Krumbachs schräge Wartehüsle
Sieben Weltklasse-Architekten entwarfen neue Buswartehäuschen mit Naturbezug.
Weltklasse-Architektur kombiniert mit regionalem Handwerk: Im Vorarlberger Ort Krumbach haben sieben internationale Architekturbüros sieben höchst ausgefallene Bushaltestellen gebaut. Doch nicht nur die rund eintausend Bewohner der Gemeinde sollen sich daran freuen. Architekturliebhaber aus aller Welt sind eingeladen, hier ein-, aus- oder umzusteigen. Anfang Mai wurden die Wartehüsle eingeweiht.
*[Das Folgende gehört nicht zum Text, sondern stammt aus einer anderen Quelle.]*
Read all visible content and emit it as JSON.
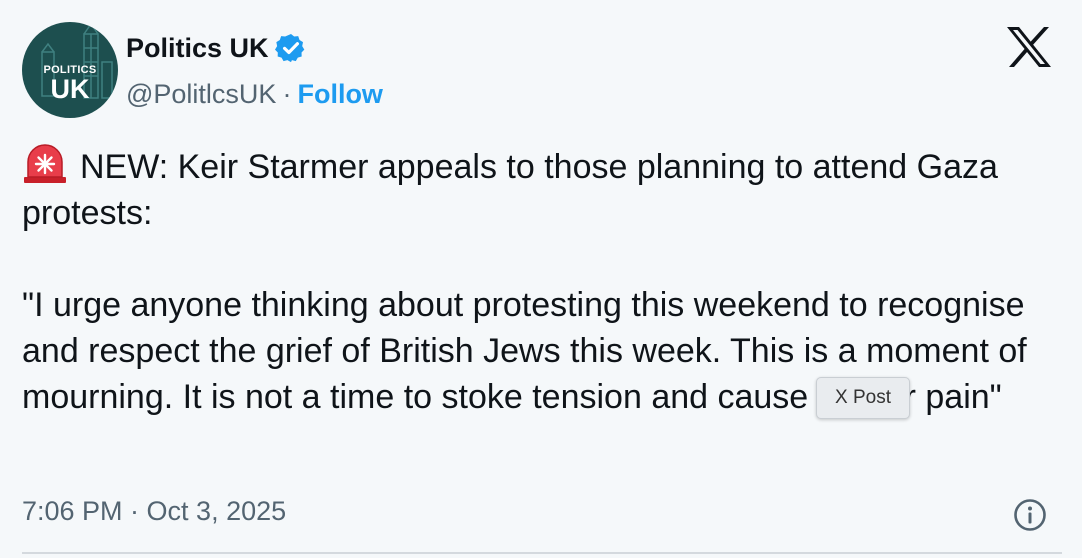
{
  "author": {
    "display_name": "Politics UK",
    "handle": "@PolitlcsUK",
    "separator": "·",
    "follow_label": "Follow",
    "avatar": {
      "line1": "POLITICS",
      "line2": "UK"
    },
    "verified_icon": "verified-badge-icon"
  },
  "tweet": {
    "paragraph1": "NEW: Keir Starmer appeals to those planning to attend Gaza protests:",
    "paragraph2": "\"I urge anyone thinking about protesting this weekend to recognise and respect the grief of British Jews this week. This is a moment of mourning. It is not a time to stoke tension and cause further pain\"",
    "leading_emoji": "siren-icon"
  },
  "tooltip": {
    "label": "X Post"
  },
  "timestamp": "7:06 PM · Oct 3, 2025",
  "icons": {
    "platform": "x-logo-icon",
    "info": "info-icon"
  },
  "colors": {
    "accent": "#1d9bf0",
    "background": "#f5f8fa",
    "secondary_text": "#536471",
    "avatar_bg": "#1d4f4f"
  }
}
Abfahrt Bahnhof Bregenz. Etwa 45 Minuten lang geht es mit der Postbuslinie 25 von der Südspitze des Bodensees aus der aufsteigenden Sonne entgegen, ehe man die kleine Gemeinde Krumbach erreicht. Hier und da verstreut liegen Wohnhäuser, Bauernhöfe, Wirtshäuser. Ringsum zeichnen Wald, Wiesen und Felder das Bild eines Vorarlberger Landidylls. Und doch, so ganz traditionell wie es klingt, soll es hier nicht sein. Sieben internationale Architekturbüros lud der Verein Kultur Krumbach im vergangenen Jahr ein, in seiner Gemeinde eben so viele neue Bushaltestellenhäuschen von weltoffener Gestalt zu errichten. Ihnen zur Seite standen dabei jeweils ein regionales Architekturbüro sowie zwanzig lokale Handwerksbetriebe.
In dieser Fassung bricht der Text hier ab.